In 1964, the Georgia Institute of Technology started the first information science program. Many academic institutions soon followed suit.
As an information science major, you’ll learn how to create, collect, store, organize, and manipulate data for various uses—for individual and societal and business purposes. Using computers, software, and technology, information scientists explore ways to help people and businesses achieve goals.
Earning this degree will entail taking substantial math and computer science courses. You’ll also learn plenty about the way technology impacts people and businesses. Being able to track and analyze customer spending is made possible through information science. Getting streaming suggestions based on the shows you watch is another way information scientists apply their knowledge.
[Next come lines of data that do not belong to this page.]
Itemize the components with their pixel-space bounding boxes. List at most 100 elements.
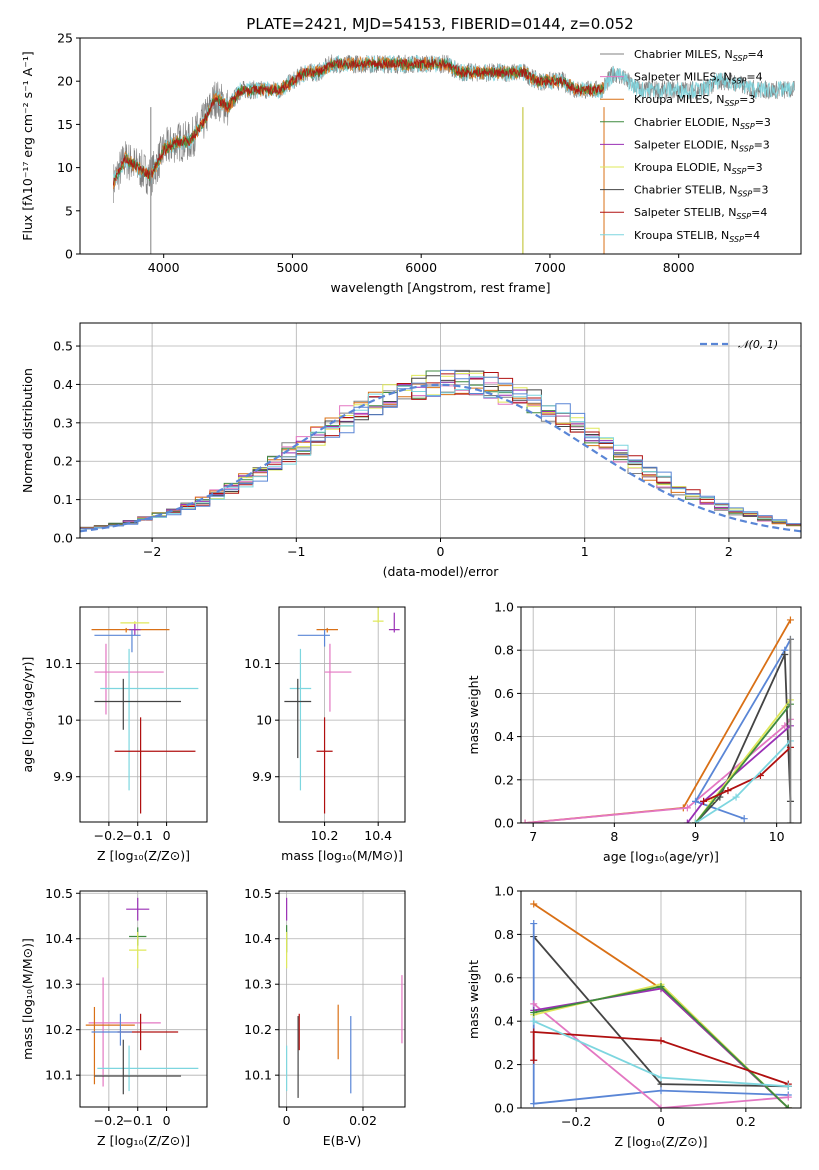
error-bar-point xyxy=(297,629,330,647)
panel-mass_vs_EBV: 0 0.02 10.1 10.2 10.3 10.4 10.5 E(B-V) xyxy=(244,886,406,1148)
y-tick-label: 0.6 xyxy=(494,686,514,701)
error-bar-point xyxy=(97,1045,199,1092)
error-bar-point xyxy=(100,648,199,791)
y-tick-label: 0 xyxy=(65,247,73,262)
plus-marker xyxy=(521,819,529,823)
y-tick-label: 25 xyxy=(57,31,73,46)
legend-label: 𝒩(0, 1) xyxy=(738,338,778,351)
y-tick-label: 10.1 xyxy=(244,656,272,671)
plus-marker xyxy=(657,1087,665,1095)
panel-age_vs_mass: 10.2 10.4 9.9 10 10.1 mass [log₁₀(M/M⊙)] xyxy=(244,606,406,863)
y-tick-label: 10 xyxy=(256,713,272,728)
plot-area xyxy=(521,891,801,1108)
panel-massweight_vs_Z: −0.2 0 0.2 0.0 0.2 0.4 0.6 0.8 1.0 Z [log₁₀(Z/Z⊙)… xyxy=(466,884,802,1149)
plus-marker xyxy=(657,982,665,990)
panel-spectrum: 4000 5000 6000 7000 8000 0 5 10 15 20 25 wavelength… xyxy=(20,31,802,295)
y-tick-label: 0.4 xyxy=(494,729,514,744)
y-axis-label: Flux [fλ10⁻¹⁷ erg cm⁻² s⁻¹ A⁻¹] xyxy=(20,51,35,240)
legend-label: Kroupa ELODIE, NSSP=3 xyxy=(634,161,763,176)
legend-tail: =3 xyxy=(746,161,762,174)
x-axis-label: Z [log₁₀(Z/Z⊙)] xyxy=(97,848,190,863)
x-tick-label: 10.4 xyxy=(364,828,392,843)
x-tick-label: −1 xyxy=(287,544,305,559)
error-bar-point xyxy=(85,1006,135,1085)
plus-marker xyxy=(784,1104,792,1108)
plus-marker xyxy=(530,1009,538,1017)
legend-tail: =4 xyxy=(747,48,763,61)
plus-marker xyxy=(786,819,794,823)
x-tick-label: 1 xyxy=(581,544,589,559)
y-tick-label: 10.5 xyxy=(45,886,73,901)
y-tick-label: 10.4 xyxy=(45,931,73,946)
x-tick-label: −0.2 xyxy=(94,828,124,843)
y-tick-label: 0.2 xyxy=(494,772,514,787)
error-bar-point xyxy=(372,607,384,623)
mass-weight-line xyxy=(525,718,792,823)
y-axis-label: mass [log₁₀(M/M⊙)] xyxy=(20,938,35,1060)
axes-frame xyxy=(79,890,208,1108)
x-axis-label: (data-model)/error xyxy=(383,564,500,579)
plot-area xyxy=(521,607,801,823)
y-tick-label: 0.1 xyxy=(53,492,73,507)
x-tick-label: 8000 xyxy=(663,260,695,275)
plus-marker xyxy=(784,1082,792,1090)
legend-label: Salpeter MILES, NSSP=4 xyxy=(634,71,763,86)
x-tick-label: −0.1 xyxy=(123,1113,153,1128)
error-bar-point xyxy=(284,678,312,759)
plot-area xyxy=(80,891,207,1107)
y-tick-label: 10.3 xyxy=(45,977,73,992)
plot-area xyxy=(113,54,795,254)
legend-label: Kroupa MILES, NSSP=3 xyxy=(634,93,755,108)
legend-label: Chabrier STELIB, NSSP=3 xyxy=(634,184,768,199)
plot-area xyxy=(279,891,405,1107)
y-tick-label: 0.2 xyxy=(494,1057,514,1072)
mass-weight-line xyxy=(694,638,792,820)
axes-frame xyxy=(278,606,406,823)
y-tick-label: 10.1 xyxy=(45,1068,73,1083)
y-tick-label: 1.0 xyxy=(494,884,514,899)
plus-marker xyxy=(530,1000,538,1008)
y-tick-label: 10.4 xyxy=(244,931,272,946)
legend-sub: SSP xyxy=(740,122,755,131)
plus-marker xyxy=(657,1037,665,1045)
x-tick-label: 0 xyxy=(283,1113,291,1128)
x-axis-label: wavelength [Angstrom, rest frame] xyxy=(330,280,550,295)
plus-marker xyxy=(657,1080,665,1088)
y-tick-label: 10.1 xyxy=(45,656,73,671)
plot-area xyxy=(279,607,405,822)
x-tick-label: 8 xyxy=(610,829,618,844)
legend-tail: =3 xyxy=(739,93,755,106)
axes-frame xyxy=(79,322,802,539)
x-tick-label: 0 xyxy=(163,828,171,843)
x-axis-label: mass [log₁₀(M/M⊙)] xyxy=(281,848,403,863)
plus-marker xyxy=(530,1028,538,1036)
legend-sub: SSP xyxy=(732,77,747,86)
legend-sub: SSP xyxy=(733,54,748,63)
x-tick-label: 0 xyxy=(163,1113,171,1128)
plus-marker xyxy=(784,1093,792,1101)
y-tick-label: 10 xyxy=(57,713,73,728)
y-tick-label: 10 xyxy=(57,160,73,175)
axes-frame xyxy=(278,890,406,1108)
legend-label: Salpeter STELIB, NSSP=4 xyxy=(634,206,767,221)
histogram-step xyxy=(80,369,801,530)
legend-tail: =4 xyxy=(751,206,767,219)
x-tick-label: 0.02 xyxy=(349,1113,377,1128)
legend-sub: SSP xyxy=(732,167,747,176)
y-tick-label: 10.5 xyxy=(244,886,272,901)
legend-tail: =3 xyxy=(752,184,768,197)
axes-frame xyxy=(520,890,802,1109)
model-spectrum xyxy=(113,58,605,186)
y-tick-label: 10.2 xyxy=(45,1022,73,1037)
x-tick-label: 6000 xyxy=(405,260,437,275)
y-tick-label: 0.0 xyxy=(494,1101,514,1116)
x-tick-label: 0 xyxy=(657,1114,665,1129)
plus-marker xyxy=(530,920,538,928)
x-tick-label: 0 xyxy=(437,544,445,559)
y-tick-label: 1.0 xyxy=(494,600,514,615)
y-tick-label: 0.3 xyxy=(53,415,73,430)
plus-marker xyxy=(700,797,708,805)
x-tick-label: 7000 xyxy=(534,260,566,275)
x-tick-label: −0.1 xyxy=(123,828,153,843)
plus-marker xyxy=(530,1056,538,1064)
Information science plays an integral role in every aspect of society. As a major in this field, you’ll embark on an exciting career to improve people’s lives and help businesses run efficiently.
What does an Information Science major study?
- Introduction to Information Science
- Database Design
- Data and Algorithms
- Introduction to Computation
What can I do with an Information Science degree?
Any industry you can think of relies on information science professionals. The most obvious sector to investigate is technology. However, you’ll be in demand in other industries, such as finance, advertising, law, and medicine. Here’s a sampling of jobs you can consider:
- Computer and Information Scientists
- Bioinformatics Technicians
- Computer Systems Analysts
- Computer and Information Systems Managers
- Data Scientists
Specializations for an Information Science major:
- Data Science
- Cybersecurity and Privacy
- Digital Curation Specialization
What are the requirements for an Information Science degree?
Meet with your academic advisor for guidance on course selections. Review your credits each semester to ensure you’re meeting your degree requirements. Completing an internship and capstone project may be needed for graduation. Refer to your college or university handbook for additional information.